Future developments of the GenoList database will follow several paths. Further complete bacterial genomes will be progressively entered, although exhaustiveness is not a necessary objective: indeed including too many genomes in the same database may end up hindering the initial goal of the environment, thus priority will be given to species of interest requested by GenoList users. Conversely, it should be noted that the facility provided by user-defined lists of organisms, allowing one to easily restrict searches and analysis to selected species only, may alleviate the genome-crowding issue. The inclusion of unfinished genomes will be considered since the data model was designed from the beginning so that it could house such data. An extension of GenoList to eukaryotic species has recently been implemented in order to provide the CandidaDB database ( 32 ), dedicated to Candida albicans and related species, with a multigenome dimension ( 33 ).
Additional innovative tools are to be implemented in order to maximize the integration of multiple genomes into a single framework, along with comparative relationship information. Multigenome queries using concepts such as synteny or phylogenetic profiles will be devised ( 34 ). Moreover, new modules for complex data searches and elaborate sequence retrieval are in the planning stages. Finally, linking GenoList to other resources will enhance data-mining functionalities, taking advantage of cross queries made possible between heterogeneous databases ( 35 ). In particular, integration of annotation data and functional genomics information is a major issue in tackling a systems-level understanding of biology ( 36 ).

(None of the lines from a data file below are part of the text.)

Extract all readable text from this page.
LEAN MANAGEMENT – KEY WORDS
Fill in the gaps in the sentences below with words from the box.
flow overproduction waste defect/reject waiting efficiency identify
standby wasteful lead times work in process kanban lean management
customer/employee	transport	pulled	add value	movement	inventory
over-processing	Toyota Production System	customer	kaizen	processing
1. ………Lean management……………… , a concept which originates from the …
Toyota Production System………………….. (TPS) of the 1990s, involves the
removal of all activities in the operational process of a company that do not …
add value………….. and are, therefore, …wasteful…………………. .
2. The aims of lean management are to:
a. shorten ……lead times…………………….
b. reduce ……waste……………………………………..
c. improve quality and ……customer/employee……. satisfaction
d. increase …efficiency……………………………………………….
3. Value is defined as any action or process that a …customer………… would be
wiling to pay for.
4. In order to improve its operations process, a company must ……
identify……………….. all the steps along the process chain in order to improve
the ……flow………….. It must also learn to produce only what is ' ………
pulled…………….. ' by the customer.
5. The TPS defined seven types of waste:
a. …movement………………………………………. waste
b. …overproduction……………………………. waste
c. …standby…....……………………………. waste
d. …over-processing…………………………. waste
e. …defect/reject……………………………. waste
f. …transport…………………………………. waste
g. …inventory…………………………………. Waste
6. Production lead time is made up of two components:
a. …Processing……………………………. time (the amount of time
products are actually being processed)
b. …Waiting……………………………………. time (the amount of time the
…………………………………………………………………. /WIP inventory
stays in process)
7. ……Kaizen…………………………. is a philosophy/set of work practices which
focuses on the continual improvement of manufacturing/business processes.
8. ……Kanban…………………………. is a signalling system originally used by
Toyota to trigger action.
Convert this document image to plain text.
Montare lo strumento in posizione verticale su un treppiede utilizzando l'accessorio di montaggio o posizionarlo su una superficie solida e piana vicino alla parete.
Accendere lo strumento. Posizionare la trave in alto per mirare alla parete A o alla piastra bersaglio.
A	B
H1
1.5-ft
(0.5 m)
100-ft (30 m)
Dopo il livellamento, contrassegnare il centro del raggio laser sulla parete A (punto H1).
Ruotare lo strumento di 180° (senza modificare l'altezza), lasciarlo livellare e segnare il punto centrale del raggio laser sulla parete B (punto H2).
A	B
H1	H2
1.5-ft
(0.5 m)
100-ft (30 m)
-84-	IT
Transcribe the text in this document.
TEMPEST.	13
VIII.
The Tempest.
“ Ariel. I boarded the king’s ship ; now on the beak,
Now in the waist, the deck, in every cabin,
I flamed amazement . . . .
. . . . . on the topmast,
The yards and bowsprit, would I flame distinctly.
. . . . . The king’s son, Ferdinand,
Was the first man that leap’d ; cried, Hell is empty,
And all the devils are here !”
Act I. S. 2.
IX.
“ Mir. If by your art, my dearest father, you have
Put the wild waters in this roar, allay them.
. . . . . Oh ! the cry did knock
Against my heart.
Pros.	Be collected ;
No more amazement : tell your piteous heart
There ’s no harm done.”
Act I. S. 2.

As an example, a database dedicated to microarray data for microbial organisms—GenoScript ( http://genoscript.pasteur.fr )—has recently been built using conceptual and technical basis analogous to those at work in GenoList, and thus constitutes an ideal target to undertake interoperability developments.
This work was supported by grants from the Réseau National des Génopoles. L.H. was partially funded by a contract with Danone Vitapole. We thank L.M. Jones for his help in optimizing the use of Sybase and in deploying the WebObjects application. We acknowledge support from S.T. Cole and input from A. Danchin and P. Glaser during the conception stage of the environment. We thank P. Casel, S. Grandino, H. Madaoui and J. Torrent for their contribution to the development of the GenoList application, and we are grateful to C. d’Enfert and T. Rossignol for fruitful discussions while setting up the CandidaDB database. Funding to pay the Open Access publication charges for this article was provided by Institut Pasteur.
Conflict of interest statement . None declared.